A market paradox here is that major enterprise software providers are simultaneously both clients and competitors of AI companies: many agent systems are already built on models from OpenAI and Anthropic, including solutions for analytics, data search, and business process automation. For instance, Snowflake uses AI company models to create agents that work with corporate data in storage systems and integrated applications like Microsoft Teams, Salesforce, or SAP.
Thus, the industry is simultaneously constructing competing and interdependent ecosystems, where the same models underpin products that compete at the interface and data control levels.
Industry experts describe the current state as a transitional phase, where companies have yet to settle on the architecture of the future enterprise AI stack—how many agents there will be, who will manage them, and how control over corporate information will be distributed.

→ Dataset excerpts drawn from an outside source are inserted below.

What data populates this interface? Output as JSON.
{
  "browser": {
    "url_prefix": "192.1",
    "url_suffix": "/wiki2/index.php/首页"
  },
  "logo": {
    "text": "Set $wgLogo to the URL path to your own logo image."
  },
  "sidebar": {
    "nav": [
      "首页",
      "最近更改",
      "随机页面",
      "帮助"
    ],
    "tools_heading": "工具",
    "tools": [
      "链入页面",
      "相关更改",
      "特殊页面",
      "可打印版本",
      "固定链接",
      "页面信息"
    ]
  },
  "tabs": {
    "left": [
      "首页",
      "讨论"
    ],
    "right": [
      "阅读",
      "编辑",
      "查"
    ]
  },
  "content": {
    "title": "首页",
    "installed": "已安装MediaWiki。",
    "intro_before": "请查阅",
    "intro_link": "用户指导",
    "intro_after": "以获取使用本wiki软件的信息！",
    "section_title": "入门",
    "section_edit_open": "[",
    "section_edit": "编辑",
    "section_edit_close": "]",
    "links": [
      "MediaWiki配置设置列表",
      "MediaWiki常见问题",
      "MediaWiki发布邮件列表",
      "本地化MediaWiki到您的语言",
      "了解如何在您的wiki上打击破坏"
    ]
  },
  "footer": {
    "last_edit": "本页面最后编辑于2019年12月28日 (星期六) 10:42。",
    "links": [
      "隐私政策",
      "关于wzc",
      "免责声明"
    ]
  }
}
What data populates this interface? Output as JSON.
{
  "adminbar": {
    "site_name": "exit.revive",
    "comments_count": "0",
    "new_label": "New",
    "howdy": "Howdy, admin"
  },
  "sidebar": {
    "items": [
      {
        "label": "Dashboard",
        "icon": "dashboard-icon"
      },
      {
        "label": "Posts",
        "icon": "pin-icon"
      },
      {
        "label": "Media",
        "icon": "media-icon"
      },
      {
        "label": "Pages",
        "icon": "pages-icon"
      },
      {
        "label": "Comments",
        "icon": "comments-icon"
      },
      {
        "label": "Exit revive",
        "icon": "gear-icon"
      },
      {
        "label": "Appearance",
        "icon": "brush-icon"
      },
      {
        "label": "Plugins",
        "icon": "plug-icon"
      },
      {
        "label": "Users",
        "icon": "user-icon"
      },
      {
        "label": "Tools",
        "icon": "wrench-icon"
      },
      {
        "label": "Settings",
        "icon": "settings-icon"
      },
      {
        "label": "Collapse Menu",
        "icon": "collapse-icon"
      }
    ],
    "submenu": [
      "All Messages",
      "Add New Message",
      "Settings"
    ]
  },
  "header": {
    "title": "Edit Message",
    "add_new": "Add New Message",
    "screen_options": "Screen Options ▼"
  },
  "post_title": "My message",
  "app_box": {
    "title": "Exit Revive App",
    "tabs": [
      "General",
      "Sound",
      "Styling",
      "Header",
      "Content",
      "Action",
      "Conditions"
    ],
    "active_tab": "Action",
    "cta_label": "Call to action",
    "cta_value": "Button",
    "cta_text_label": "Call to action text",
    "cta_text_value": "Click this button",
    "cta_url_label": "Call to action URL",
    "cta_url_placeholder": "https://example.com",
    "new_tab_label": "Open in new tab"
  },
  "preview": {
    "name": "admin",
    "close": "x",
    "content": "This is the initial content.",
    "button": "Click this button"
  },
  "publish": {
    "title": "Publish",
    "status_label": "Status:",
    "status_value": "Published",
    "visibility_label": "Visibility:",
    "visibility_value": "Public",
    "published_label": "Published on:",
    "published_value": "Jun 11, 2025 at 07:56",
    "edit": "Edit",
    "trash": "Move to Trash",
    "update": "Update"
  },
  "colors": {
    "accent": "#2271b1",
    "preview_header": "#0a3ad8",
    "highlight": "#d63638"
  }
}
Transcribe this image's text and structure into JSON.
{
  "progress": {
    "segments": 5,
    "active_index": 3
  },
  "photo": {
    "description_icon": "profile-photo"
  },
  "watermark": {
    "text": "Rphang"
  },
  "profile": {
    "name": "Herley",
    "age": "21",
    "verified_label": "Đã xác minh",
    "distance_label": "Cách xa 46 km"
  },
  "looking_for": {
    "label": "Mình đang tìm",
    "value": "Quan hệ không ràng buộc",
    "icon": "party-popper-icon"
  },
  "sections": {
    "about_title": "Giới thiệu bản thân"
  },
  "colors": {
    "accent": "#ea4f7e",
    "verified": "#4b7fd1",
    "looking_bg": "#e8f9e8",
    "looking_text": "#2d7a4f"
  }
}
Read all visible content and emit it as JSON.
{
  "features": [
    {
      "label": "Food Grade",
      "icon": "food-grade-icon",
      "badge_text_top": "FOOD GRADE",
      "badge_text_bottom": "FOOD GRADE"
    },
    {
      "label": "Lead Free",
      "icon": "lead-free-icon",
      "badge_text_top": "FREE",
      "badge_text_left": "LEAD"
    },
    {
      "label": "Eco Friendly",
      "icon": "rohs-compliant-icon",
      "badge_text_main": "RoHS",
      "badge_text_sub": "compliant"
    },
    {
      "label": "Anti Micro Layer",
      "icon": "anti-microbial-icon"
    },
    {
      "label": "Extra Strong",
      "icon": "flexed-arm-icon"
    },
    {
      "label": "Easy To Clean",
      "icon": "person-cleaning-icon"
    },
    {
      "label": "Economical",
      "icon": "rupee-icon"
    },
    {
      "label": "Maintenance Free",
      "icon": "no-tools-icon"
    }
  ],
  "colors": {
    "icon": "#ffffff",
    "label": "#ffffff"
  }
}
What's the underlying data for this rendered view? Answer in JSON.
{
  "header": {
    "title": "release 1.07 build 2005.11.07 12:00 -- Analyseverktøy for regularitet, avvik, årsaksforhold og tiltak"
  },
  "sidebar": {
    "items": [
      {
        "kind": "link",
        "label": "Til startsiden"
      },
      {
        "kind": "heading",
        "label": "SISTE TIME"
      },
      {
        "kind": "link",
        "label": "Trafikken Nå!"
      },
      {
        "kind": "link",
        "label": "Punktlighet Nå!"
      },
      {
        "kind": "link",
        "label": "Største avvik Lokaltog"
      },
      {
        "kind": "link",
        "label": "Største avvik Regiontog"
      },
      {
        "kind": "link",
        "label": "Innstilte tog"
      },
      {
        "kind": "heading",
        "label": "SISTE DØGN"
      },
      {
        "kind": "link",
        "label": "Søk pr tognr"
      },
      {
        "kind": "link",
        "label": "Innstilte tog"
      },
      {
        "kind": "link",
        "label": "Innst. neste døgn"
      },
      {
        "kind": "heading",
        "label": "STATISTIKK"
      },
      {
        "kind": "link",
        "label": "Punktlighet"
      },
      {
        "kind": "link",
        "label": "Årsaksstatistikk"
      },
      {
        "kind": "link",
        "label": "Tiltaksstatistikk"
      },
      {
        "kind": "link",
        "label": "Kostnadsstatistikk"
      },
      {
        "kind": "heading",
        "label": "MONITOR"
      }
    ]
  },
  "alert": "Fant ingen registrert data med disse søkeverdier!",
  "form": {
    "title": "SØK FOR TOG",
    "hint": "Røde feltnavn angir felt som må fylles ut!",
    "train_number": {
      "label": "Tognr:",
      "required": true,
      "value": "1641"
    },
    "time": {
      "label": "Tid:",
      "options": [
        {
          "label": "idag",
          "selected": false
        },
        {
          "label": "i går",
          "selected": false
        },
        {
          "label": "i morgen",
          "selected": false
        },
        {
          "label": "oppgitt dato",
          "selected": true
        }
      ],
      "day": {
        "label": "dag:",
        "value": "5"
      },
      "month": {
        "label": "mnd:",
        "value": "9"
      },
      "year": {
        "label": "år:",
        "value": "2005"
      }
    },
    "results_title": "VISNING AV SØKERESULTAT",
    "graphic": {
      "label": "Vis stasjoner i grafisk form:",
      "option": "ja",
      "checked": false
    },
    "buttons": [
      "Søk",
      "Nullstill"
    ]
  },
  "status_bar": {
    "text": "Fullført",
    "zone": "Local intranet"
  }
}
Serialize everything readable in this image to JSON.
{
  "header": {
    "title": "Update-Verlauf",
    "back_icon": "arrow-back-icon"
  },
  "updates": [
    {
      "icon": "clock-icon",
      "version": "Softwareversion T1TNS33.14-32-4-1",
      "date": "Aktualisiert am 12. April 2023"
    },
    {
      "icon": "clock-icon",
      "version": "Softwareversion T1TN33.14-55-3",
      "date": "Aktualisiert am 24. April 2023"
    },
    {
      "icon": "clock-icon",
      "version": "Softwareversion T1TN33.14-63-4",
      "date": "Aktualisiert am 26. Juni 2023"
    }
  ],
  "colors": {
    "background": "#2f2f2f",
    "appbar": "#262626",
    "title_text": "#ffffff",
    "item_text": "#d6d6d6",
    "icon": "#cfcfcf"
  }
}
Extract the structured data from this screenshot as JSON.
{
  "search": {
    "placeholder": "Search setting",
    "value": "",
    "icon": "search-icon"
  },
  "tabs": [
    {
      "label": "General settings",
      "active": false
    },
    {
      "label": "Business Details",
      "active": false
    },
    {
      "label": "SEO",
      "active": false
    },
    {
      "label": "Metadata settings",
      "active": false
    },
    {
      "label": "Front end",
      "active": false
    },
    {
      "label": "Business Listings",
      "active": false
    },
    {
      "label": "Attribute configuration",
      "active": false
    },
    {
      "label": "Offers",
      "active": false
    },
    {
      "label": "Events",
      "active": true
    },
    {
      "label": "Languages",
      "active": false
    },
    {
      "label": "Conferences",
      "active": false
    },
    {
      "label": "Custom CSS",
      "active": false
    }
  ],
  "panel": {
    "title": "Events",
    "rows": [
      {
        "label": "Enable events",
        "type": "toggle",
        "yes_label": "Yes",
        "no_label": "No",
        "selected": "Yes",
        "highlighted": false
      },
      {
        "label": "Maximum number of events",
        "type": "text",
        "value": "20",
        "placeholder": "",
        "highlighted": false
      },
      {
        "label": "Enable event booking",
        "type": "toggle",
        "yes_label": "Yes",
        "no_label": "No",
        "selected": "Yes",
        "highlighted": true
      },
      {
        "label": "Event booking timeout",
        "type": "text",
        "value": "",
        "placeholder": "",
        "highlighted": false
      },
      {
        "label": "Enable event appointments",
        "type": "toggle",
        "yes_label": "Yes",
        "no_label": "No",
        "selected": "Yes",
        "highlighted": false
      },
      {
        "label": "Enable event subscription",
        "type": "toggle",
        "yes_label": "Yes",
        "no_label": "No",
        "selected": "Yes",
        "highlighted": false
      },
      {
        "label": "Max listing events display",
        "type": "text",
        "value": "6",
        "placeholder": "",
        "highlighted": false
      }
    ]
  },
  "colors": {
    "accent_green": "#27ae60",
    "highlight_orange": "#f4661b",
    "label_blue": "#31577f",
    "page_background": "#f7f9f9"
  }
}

Despite the market’s active growth, enterprise customers remain cautious: adopting agent systems requires lengthy testing and integration cycles. Some companies have already noted that real-world implementations of such solutions take years and demand complex architectures for data and access coordination.
As a result, the market is simultaneously moving toward accelerated automation and a new level of architectural complexity, where AI agents become not just a tool but an intermediary layer between users and all enterprise applications.